Kelly had been praised for the quick, decisive action, and also for his decision to keep Blount in the program, if Blount would stick around. Blount practiced sporadically at first but in the last week has been a regular while always a part of the scout team. Kelly put Blount in touch with Tony Dungy, and noted sociologist Harry Edwards, among others. We saw discipline and compassion, intertwined.

To many, the reversal will feel like something else.

The punch in the gut here is to Kelly's credibility. Even if we believe he's thinking only about Blount's welfare -- and knowing Kelly, I believe it's true -- skeptics will think football played a role.

They'll see a talented running back and, never mind how the Ducks have surged without Blount, they'll believe a football coach wanted a star player back on the field to enhance a 3-1 record. They'll think Lawrence Phillips, Nebraska, all those years ago, and most of them won't stop to recognize Blount will miss at least eight games, including a key date with USC on Halloween.

Cynics will figure the fix was in from the beginning, that even as Kelly was proclaiming Blount wouldn't play again for the Ducks, he was thinking Blount might do just that.

It's a stunning reversal in policy, but potentially also in perception.

Since the loss in Boise, and since suspending Blount, the Ducks have won three straight. Last week's 42-3 whipping of then-No. 6 California seemed to announce their reemergence in the national picture. Oregon is a chic Rose Bowl pick, and Kelly is being hailed once again as a rising young coach -- not the guy who looked like he was in over his head against Chris Petersen and Boise State.

During those intervening weeks, we learned much more about Kelly. Good stuff like the $439 check he sent an irate fan who had demanded a refund for his travel expenses to Boise; the fan sent the check back with a thank-you note and a pledge of allegiance to the new head coach.
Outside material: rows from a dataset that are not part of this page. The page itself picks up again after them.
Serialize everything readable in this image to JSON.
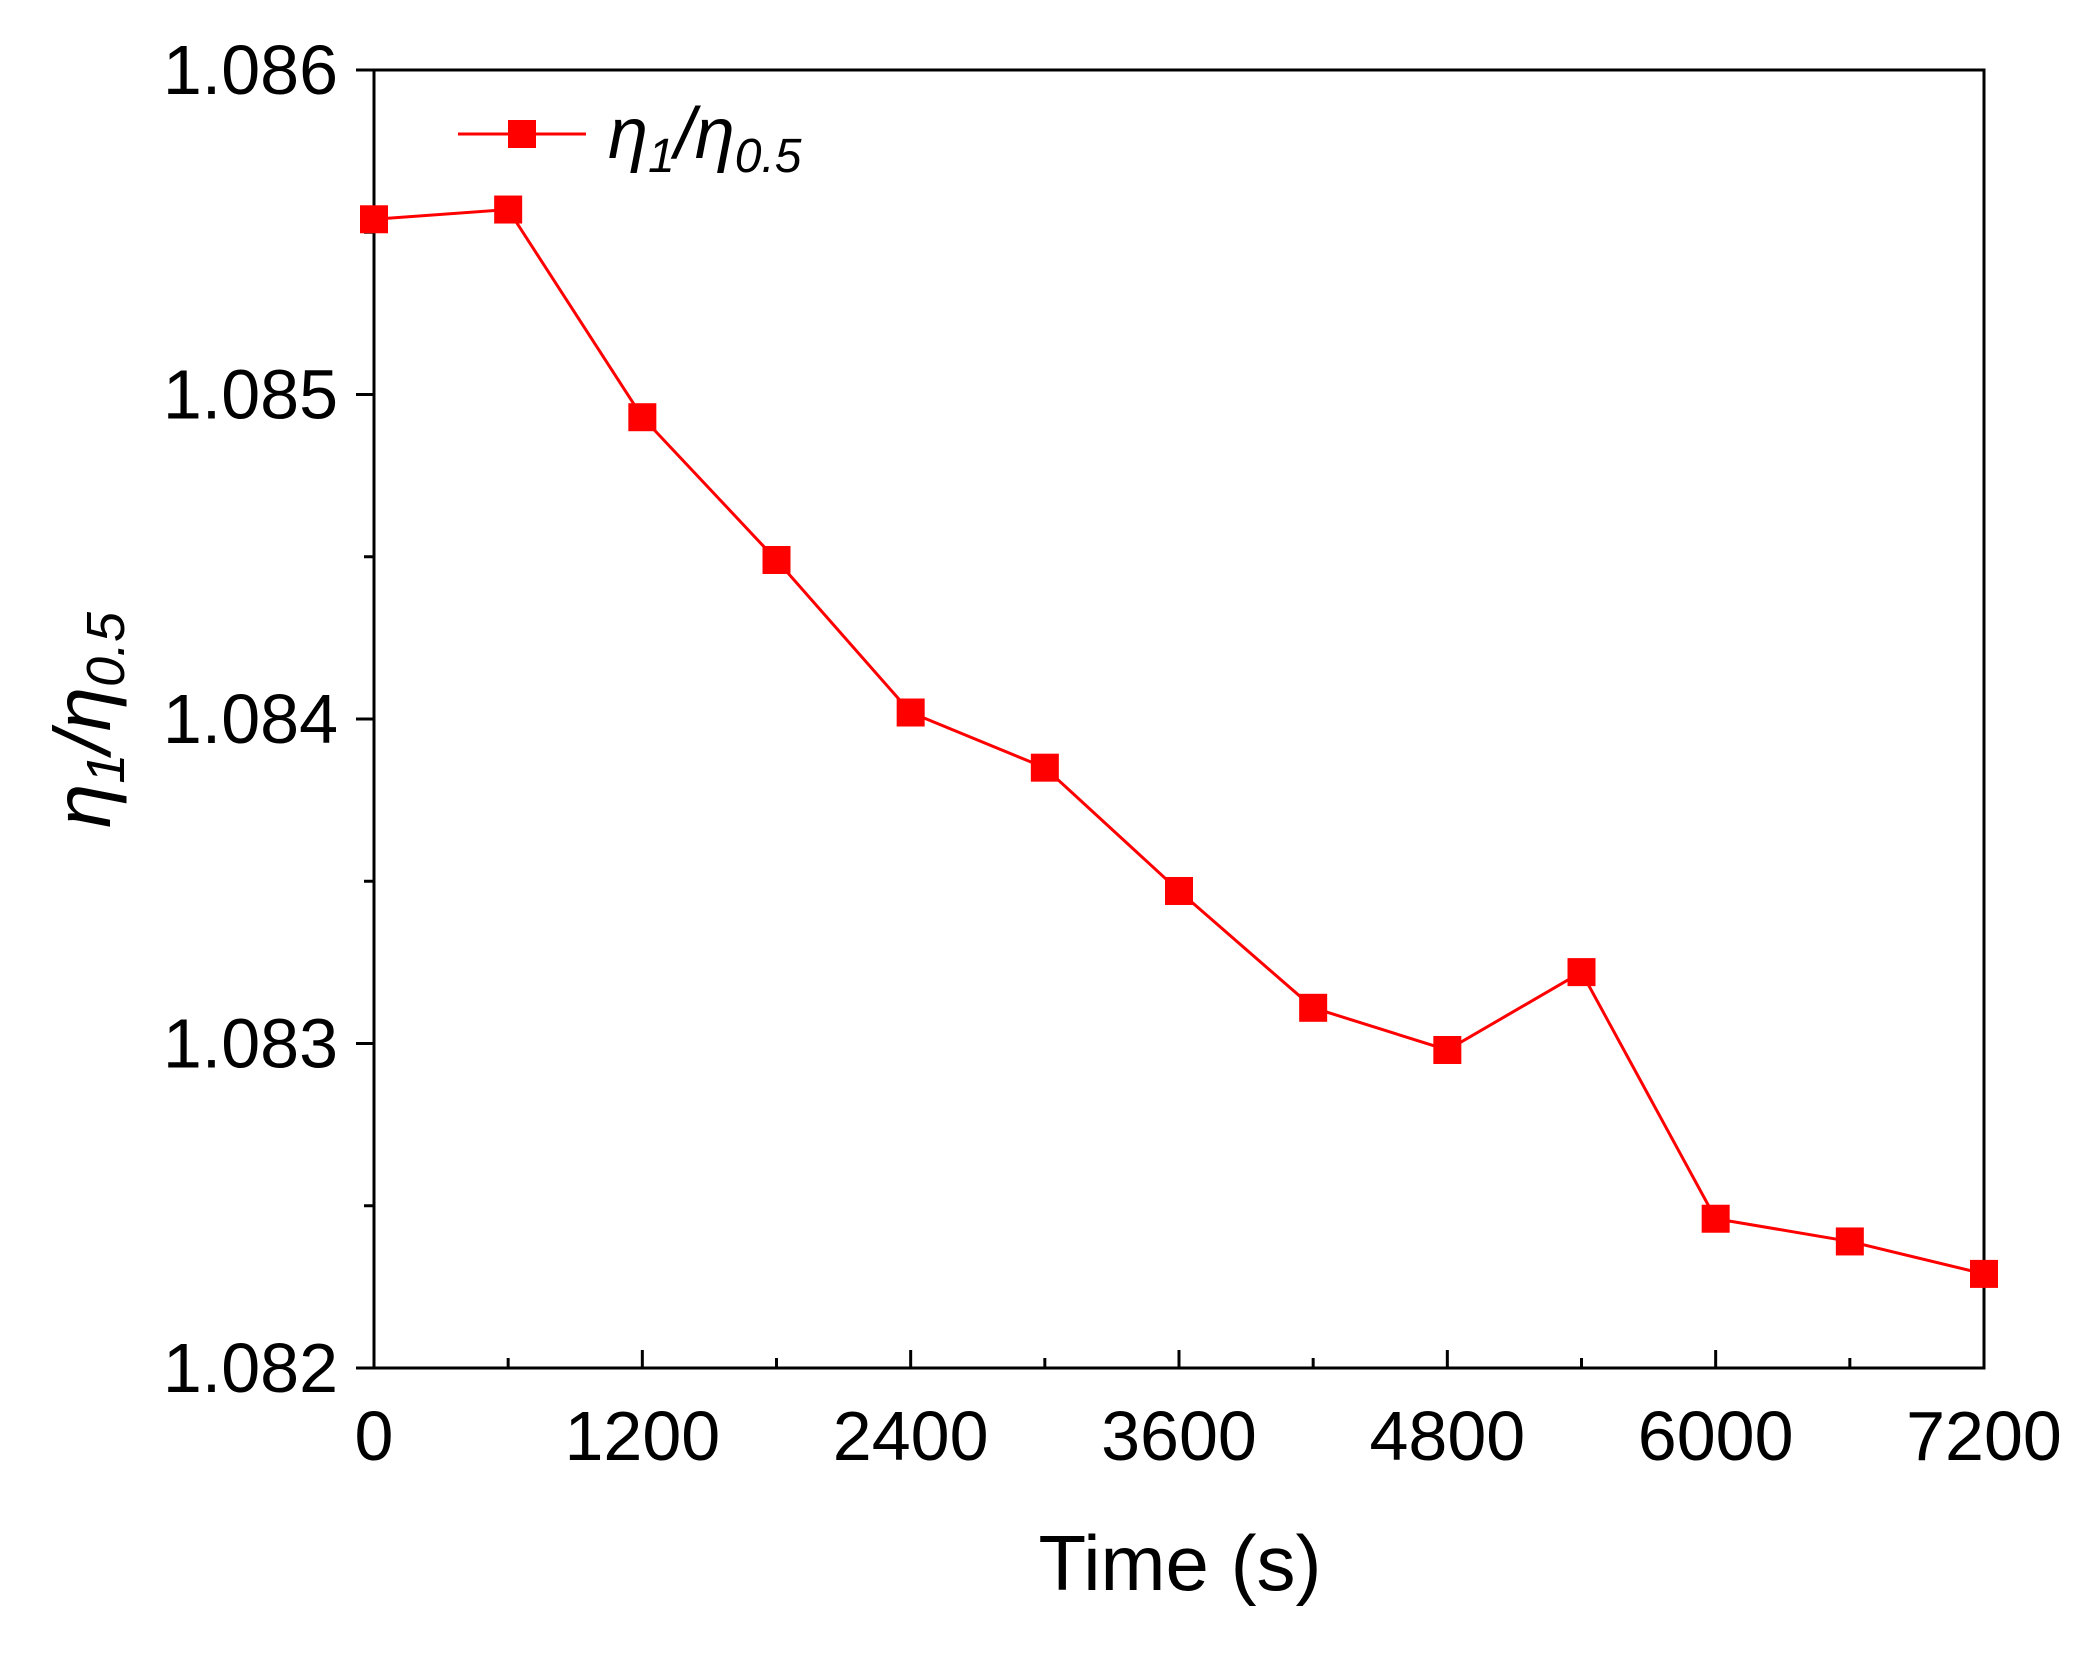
{
  "chart_data": {
    "type": "line",
    "title": "",
    "xlabel": "Time (s)",
    "ylabel": {
      "base": "η",
      "sub1": "1",
      "slash": "/",
      "base2": "η",
      "sub2": "0.5"
    },
    "xlim": [
      0,
      7200
    ],
    "ylim": [
      1.082,
      1.086
    ],
    "xticks": [
      0,
      1200,
      2400,
      3600,
      4800,
      6000,
      7200
    ],
    "xtick_labels": [
      "0",
      "1200",
      "2400",
      "3600",
      "4800",
      "6000",
      "7200"
    ],
    "xminor_ticks": [
      600,
      1800,
      3000,
      4200,
      5400,
      6600
    ],
    "yticks": [
      1.082,
      1.083,
      1.084,
      1.085,
      1.086
    ],
    "ytick_labels": [
      "1.082",
      "1.083",
      "1.084",
      "1.085",
      "1.086"
    ],
    "yminor_ticks": [
      1.0825,
      1.0835,
      1.0845,
      1.0855
    ],
    "grid": false,
    "legend_position": "top-left",
    "series": [
      {
        "name": "η1/η0.5",
        "legend": {
          "base": "η",
          "sub1": "1",
          "slash": "/",
          "base2": "η",
          "sub2": "0.5"
        },
        "color": "#ff0000",
        "marker": "square",
        "x": [
          0,
          600,
          1200,
          1800,
          2400,
          3000,
          3600,
          4200,
          4800,
          5400,
          6000,
          6600,
          7200
        ],
        "y": [
          1.08554,
          1.08557,
          1.08493,
          1.08449,
          1.08402,
          1.08385,
          1.08347,
          1.08311,
          1.08298,
          1.08322,
          1.08246,
          1.08239,
          1.08229
        ]
      }
    ]
  }
}
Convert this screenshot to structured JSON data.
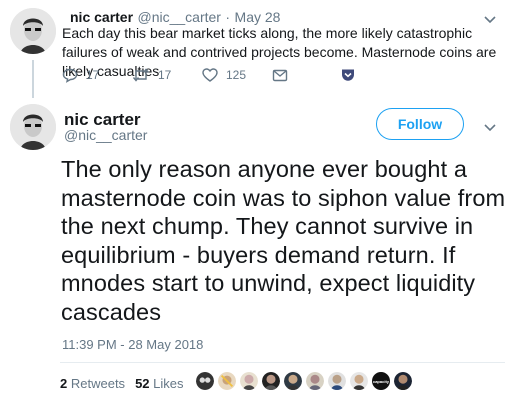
{
  "parent_tweet": {
    "author_name": "nic carter",
    "author_handle": "@nic__carter",
    "separator": "·",
    "date": "May 28",
    "text": "Each day this bear market ticks along, the more likely catastrophic failures of weak and contrived projects become. Masternode coins are likely casualties",
    "actions": {
      "replies": "17",
      "retweets": "17",
      "likes": "125"
    }
  },
  "main_tweet": {
    "author_name": "nic carter",
    "author_handle": "@nic__carter",
    "follow_label": "Follow",
    "text": "The only reason anyone ever bought a masternode coin was to siphon value from the next chump. They cannot survive in equilibrium - buyers demand return. If mnodes start to unwind, expect liquidity cascades",
    "timestamp": "11:39 PM - 28 May 2018",
    "retweets_count": "2",
    "retweets_label": "Retweets",
    "likes_count": "52",
    "likes_label": "Likes",
    "likers_badge_text": "capacity"
  },
  "colors": {
    "accent": "#1da1f2",
    "muted": "#657786",
    "text": "#14171a"
  }
}
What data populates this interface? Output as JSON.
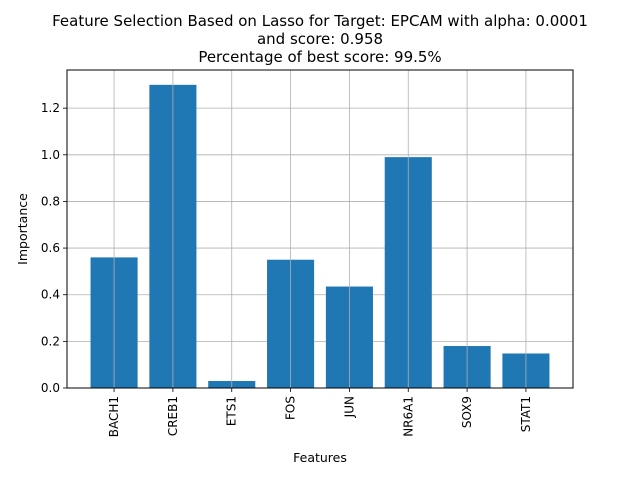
{
  "chart_data": {
    "type": "bar",
    "title_lines": [
      "Feature Selection Based on Lasso for Target: EPCAM with alpha: 0.0001",
      "and score: 0.958",
      " Percentage of best score: 99.5%"
    ],
    "xlabel": "Features",
    "ylabel": "Importance",
    "categories": [
      "BACH1",
      "CREB1",
      "ETS1",
      "FOS",
      "JUN",
      "NR6A1",
      "SOX9",
      "STAT1"
    ],
    "values": [
      0.56,
      1.3,
      0.03,
      0.55,
      0.435,
      0.99,
      0.18,
      0.148
    ],
    "ylim": [
      0,
      1.3636
    ],
    "yticks": [
      "0.0",
      "0.2",
      "0.4",
      "0.6",
      "0.8",
      "1.0",
      "1.2"
    ],
    "ytick_values": [
      0.0,
      0.2,
      0.4,
      0.6,
      0.8,
      1.0,
      1.2
    ],
    "grid": true,
    "bar_color": "#1f77b4",
    "grid_color": "#b0b0b0"
  }
}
We saw Kelly stick with struggling quarterback Jeremiah Masoli when fans wanted the Sports Illustrated cover boy sent to the sidelines; Masoli responded with a splendid performance in the win over Cal.

But then we watched Friday as Kelly reversed course. He made the announcement in the same interview room he sat in four weeks earlier. In explaining how circumstances changed, he said things like, "I don't live in a vacuum," and reminded everyone he'd said "there's not a manual for what went on."

Kelly said he didn't have all the answers, and insisted "it's not a football decision, it's a human being decision."

But after this move, many will see Kelly as your average football coach, pure and simple.